Nebraska running back Maurice Washington is facing revenge porn charges in California.

He's accused of sending his ex–girlfriend a sexually explicit video of her.

On Wednesday, the Judiciary Committee held a hearing on a bill that would make that illegal in Nebraska.

Omaha Sen. Megan Hunt proposed the measure, saying revenge porn can cause irreparable harm to a victim's mental health and job and education opportunities.

"I believe we're entering a time when the market for incriminating photos of people is just going to get stronger and that's why we have to be proactive about stopping that by passing this bill," Hunt said.

One woman who testified in favored of the bill she said she's afraid of retaliation from her ex, who she said sent revenge porn of her when her husband ran for legislature.

"Three weeks before the election, he received a demand via email that he drop out of the race," she said.  Two days later, someone emailed him a sexually explicit photo of me taken 24 years earlier."
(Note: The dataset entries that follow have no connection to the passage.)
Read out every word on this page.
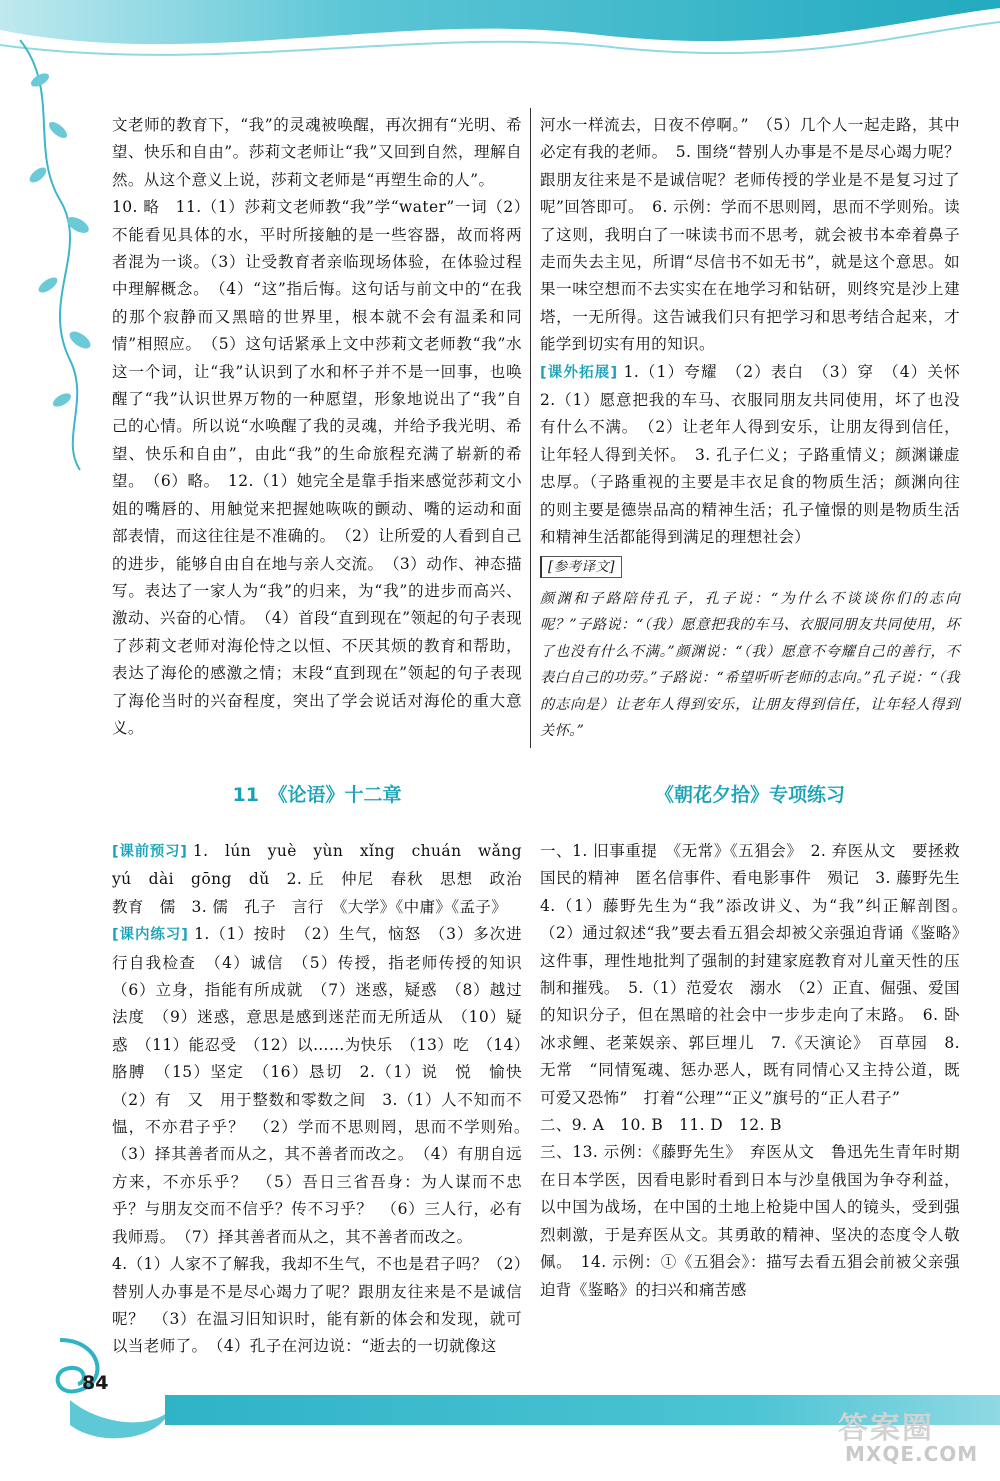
文老师的教育下，“我”的灵魂被唤醒，再次拥有“光明、希望、快乐和自由”。莎莉文老师让“我”又回到自然，理解自然。从这个意义上说，莎莉文老师是“再塑生命的人”。

10. 略　11.（1）莎莉文老师教“我”学“water”一词（2）不能看见具体的水，平时所接触的是一些容器，故而将两者混为一谈。（3）让受教育者亲临现场体验，在体验过程中理解概念。　（4）“这”指后悔。这句话与前文中的“在我的那个寂静而又黑暗的世界里，根本就不会有温柔和同情”相照应。　（5）这句话紧承上文中莎莉文老师教“我”水这一个词，让“我”认识到了水和杯子并不是一回事，也唤醒了“我”认识世界万物的一种愿望，形象地说出了“我”自己的心情。所以说“水唤醒了我的灵魂，并给予我光明、希望、快乐和自由”，由此“我”的生命旅程充满了崭新的希望。　（6）略。　12.（1）她完全是靠手指来感觉莎莉文小姐的嘴唇的、用触觉来把握她咴咴的颤动、嘴的运动和面部表情，而这往往是不准确的。　（2）让所爱的人看到自己的进步，能够自由自在地与亲人交流。　（3）动作、神态描写。表达了一家人为“我”的归来，为“我”的进步而高兴、激动、兴奋的心情。　（4）首段“直到现在”领起的句子表现了莎莉文老师对海伦恃之以恒、不厌其烦的教育和帮助，表达了海伦的感激之情；末段“直到现在”领起的句子表现了海伦当时的兴奋程度，突出了学会说话对海伦的重大意义。

河水一样流去，日夜不停啊。”　（5）几个人一起走路，其中必定有我的老师。　5. 围绕“替别人办事是不是尽心竭力呢？跟朋友往来是不是诚信呢？老师传授的学业是不是复习过了呢”回答即可。　6. 示例：学而不思则罔，思而不学则殆。读了这则，我明白了一味读书而不思考，就会被书本牵着鼻子走而失去主见，所谓“尽信书不如无书”，就是这个意思。如果一味空想而不去实实在在地学习和钻研，则终究是沙上建塔，一无所得。这告诫我们只有把学习和思考结合起来，才能学到切实有用的知识。

[课外拓展] 1.（1）夸耀　（2）表白　（3）穿　（4）关怀　2.（1）愿意把我的车马、衣服同朋友共同使用，坏了也没有什么不满。　（2）让老年人得到安乐，让朋友得到信任，让年轻人得到关怀。　3. 孔子仁义；子路重情义；颜渊谦虚忠厚。（子路重视的主要是丰衣足食的物质生活；颜渊向往的则主要是德崇品高的精神生活；孔子憧憬的则是物质生活和精神生活都能得到满足的理想社会）

[参考译文]

颜渊和子路陪侍孔子，孔子说：“为什么不谈谈你们的志向呢？”子路说：“（我）愿意把我的车马、衣服同朋友共同使用，坏了也没有什么不满。”颜渊说：“（我）愿意不夸耀自己的善行，不表白自己的功劳。”子路说：“希望听听老师的志向。”孔子说：“（我的志向是）让老年人得到安乐，让朋友得到信任，让年轻人得到关怀。”

11　《论语》十二章	《朝花夕拾》专项练习

[课前预习] 1.　lún　yuè　yùn　xǐng　chuán　wǎng　yú　dài　gōng　dǔ　2. 丘　仲尼　春秋　思想　政治　教育　儒　3. 儒　孔子　言行　《大学》《中庸》《孟子》

[课内练习] 1.（1）按时　（2）生气，恼怒　（3）多次进行自我检查　（4）诚信　（5）传授，指老师传授的知识　（6）立身，指能有所成就　（7）迷惑，疑惑　（8）越过法度　（9）迷惑，意思是感到迷茫而无所适从　（10）疑惑　（11）能忍受　（12）以……为快乐　（13）吃　（14）胳膊　（15）坚定　（16）恳切　2.（1）说　悦　愉快　（2）有　又　用于整数和零数之间　3.（1）人不知而不愠，不亦君子乎？　（2）学而不思则罔，思而不学则殆。　（3）择其善者而从之，其不善者而改之。　（4）有朋自远方来，不亦乐乎？　（5）吾日三省吾身：为人谋而不忠乎？与朋友交而不信乎？传不习乎？　（6）三人行，必有我师焉。　（7）择其善者而从之，其不善者而改之。

4.（1）人家不了解我，我却不生气，不也是君子吗？（2）替别人办事是不是尽心竭力了呢？跟朋友往来是不是诚信呢？　（3）在温习旧知识时，能有新的体会和发现，就可以当老师了。　（4）孔子在河边说：“逝去的一切就像这

一、1. 旧事重提　《无常》《五猖会》　2. 弃医从文　要拯救国民的精神　匿名信事件、看电影事件　殒记　3. 藤野先生　4.（1）藤野先生为“我”添改讲义、为“我”纠正解剖图。　（2）通过叙述“我”要去看五猖会却被父亲强迫背诵《鉴略》这件事，理性地批判了强制的封建家庭教育对儿童天性的压制和摧残。　5.（1）范爱农　溺水　（2）正直、倔强、爱国的知识分子，但在黑暗的社会中一步步走向了末路。　6. 卧冰求鲤、老莱娱亲、郭巨埋儿　7.《天演论》　百草园　8. 无常　“同情冤魂、惩办恶人，既有同情心又主持公道，既可爱又恐怖”　打着“公理”“正义”旗号的“正人君子”

二、9. A　10. B　11. D　12. B

三、13. 示例：《藤野先生》　弃医从文　鲁迅先生青年时期在日本学医，因看电影时看到日本与沙皇俄国为争夺利益，以中国为战场，在中国的土地上枪毙中国人的镜头，受到强烈刺激，于是弃医从文。其勇敢的精神、坚决的态度令人敬佩。　14. 示例：①《五猖会》：描写去看五猖会前被父亲强迫背《鉴略》的扫兴和痛苦感

84
答案圈
MXQE.COM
But Spike Eickholt of the Nebraska Criminal Defense Attorneys Association said the bill is redundant and would only stack new charges.

"When the legislature makes new crimes and provides that a separate, new crime can be added, then you just have the stacking of new charges," Eickholt said.  "And the more you make, the more they charge.  The more they charge, the more that results in imbalance in the system."
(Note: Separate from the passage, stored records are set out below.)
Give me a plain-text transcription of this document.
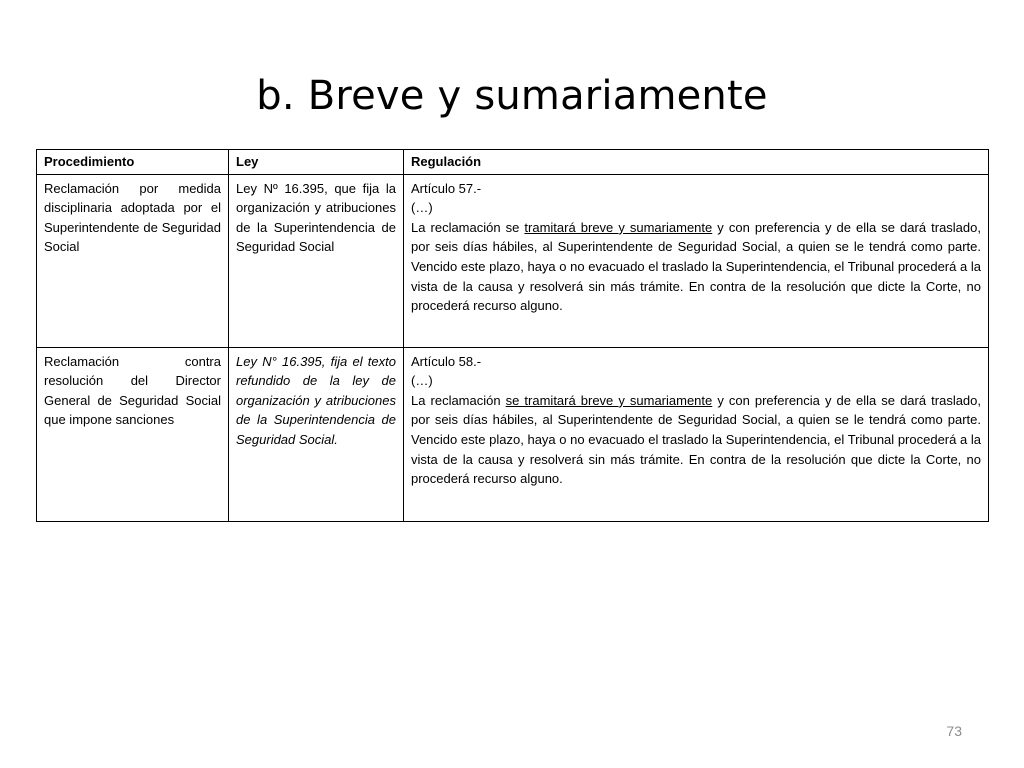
b. Breve y sumariamente
Procedimiento	Ley	Regulación
Reclamación por medida disciplinaria adoptada por el Superintendente de Seguridad Social	Ley Nº 16.395, que fija la organización y atribuciones de la Superintendencia de Seguridad Social	Artículo 57.-
(…)
La reclamación se tramitará breve y sumariamente y con preferencia y de ella se dará traslado, por seis días hábiles, al Superintendente de Seguridad Social, a quien se le tendrá como parte. Vencido este plazo, haya o no evacuado el traslado la Superintendencia, el Tribunal procederá a la vista de la causa y resolverá sin más trámite. En contra de la resolución que dicte la Corte, no procederá recurso alguno.
Reclamación contra resolución del Director General de Seguridad Social que impone sanciones	Ley N° 16.395, fija el texto refundido de la ley de organización y atribuciones de la Superintendencia de Seguridad Social.	Artículo 58.-
(…)
La reclamación se tramitará breve y sumariamente y con preferencia y de ella se dará traslado, por seis días hábiles, al Superintendente de Seguridad Social, a quien se le tendrá como parte. Vencido este plazo, haya o no evacuado el traslado la Superintendencia, el Tribunal procederá a la vista de la causa y resolverá sin más trámite. En contra de la resolución que dicte la Corte, no procederá recurso alguno.
73
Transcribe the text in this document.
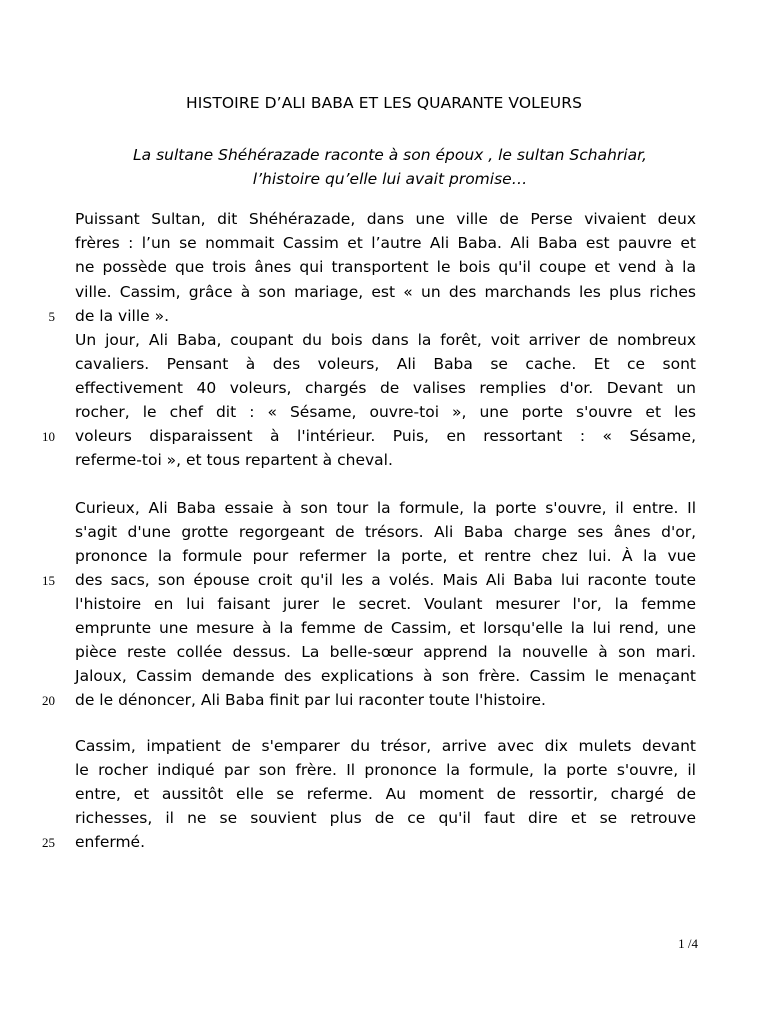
HISTOIRE D’ALI BABA ET LES QUARANTE VOLEURS
La sultane Shéhérazade raconte à son époux , le sultan Schahriar,
l’histoire qu’elle lui avait promise…
Puissant Sultan, dit Shéhérazade, dans une ville de Perse vivaient deux
frères : l’un se nommait Cassim et l’autre Ali Baba. Ali Baba est pauvre et
ne possède que trois ânes qui transportent le bois qu'il coupe et vend à la
ville. Cassim, grâce à son mariage, est « un des marchands les plus riches
de la ville ».
Un jour, Ali Baba, coupant du bois dans la forêt, voit arriver de nombreux
cavaliers. Pensant à des voleurs, Ali Baba se cache. Et ce sont
effectivement 40 voleurs, chargés de valises remplies d'or. Devant un
rocher, le chef dit : « Sésame, ouvre-toi », une porte s'ouvre et les
voleurs disparaissent à l'intérieur. Puis, en ressortant : « Sésame,
referme-toi », et tous repartent à cheval.
Curieux, Ali Baba essaie à son tour la formule, la porte s'ouvre, il entre. Il
s'agit d'une grotte regorgeant de trésors. Ali Baba charge ses ânes d'or,
prononce la formule pour refermer la porte, et rentre chez lui. À la vue
des sacs, son épouse croit qu'il les a volés. Mais Ali Baba lui raconte toute
l'histoire en lui faisant jurer le secret. Voulant mesurer l'or, la femme
emprunte une mesure à la femme de Cassim, et lorsqu'elle la lui rend, une
pièce reste collée dessus. La belle-sœur apprend la nouvelle à son mari.
Jaloux, Cassim demande des explications à son frère. Cassim le menaçant
de le dénoncer, Ali Baba finit par lui raconter toute l'histoire.
Cassim, impatient de s'emparer du trésor, arrive avec dix mulets devant
le rocher indiqué par son frère. Il prononce la formule, la porte s'ouvre, il
entre, et aussitôt elle se referme. Au moment de ressortir, chargé de
richesses, il ne se souvient plus de ce qu'il faut dire et se retrouve
enfermé.
5
10
15
20
25
1 /4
Telecommunications company CenturyLink said they don't oppose the bill, but said they want it amended to include liability protections for internet companies.

"That's kind of what we want to address up front and propose some very direct language that we are not held liable in those situations," Governmental Affairs Director John Idoux said.

The bill must pass the Judiciary Committee before being debated on the floor.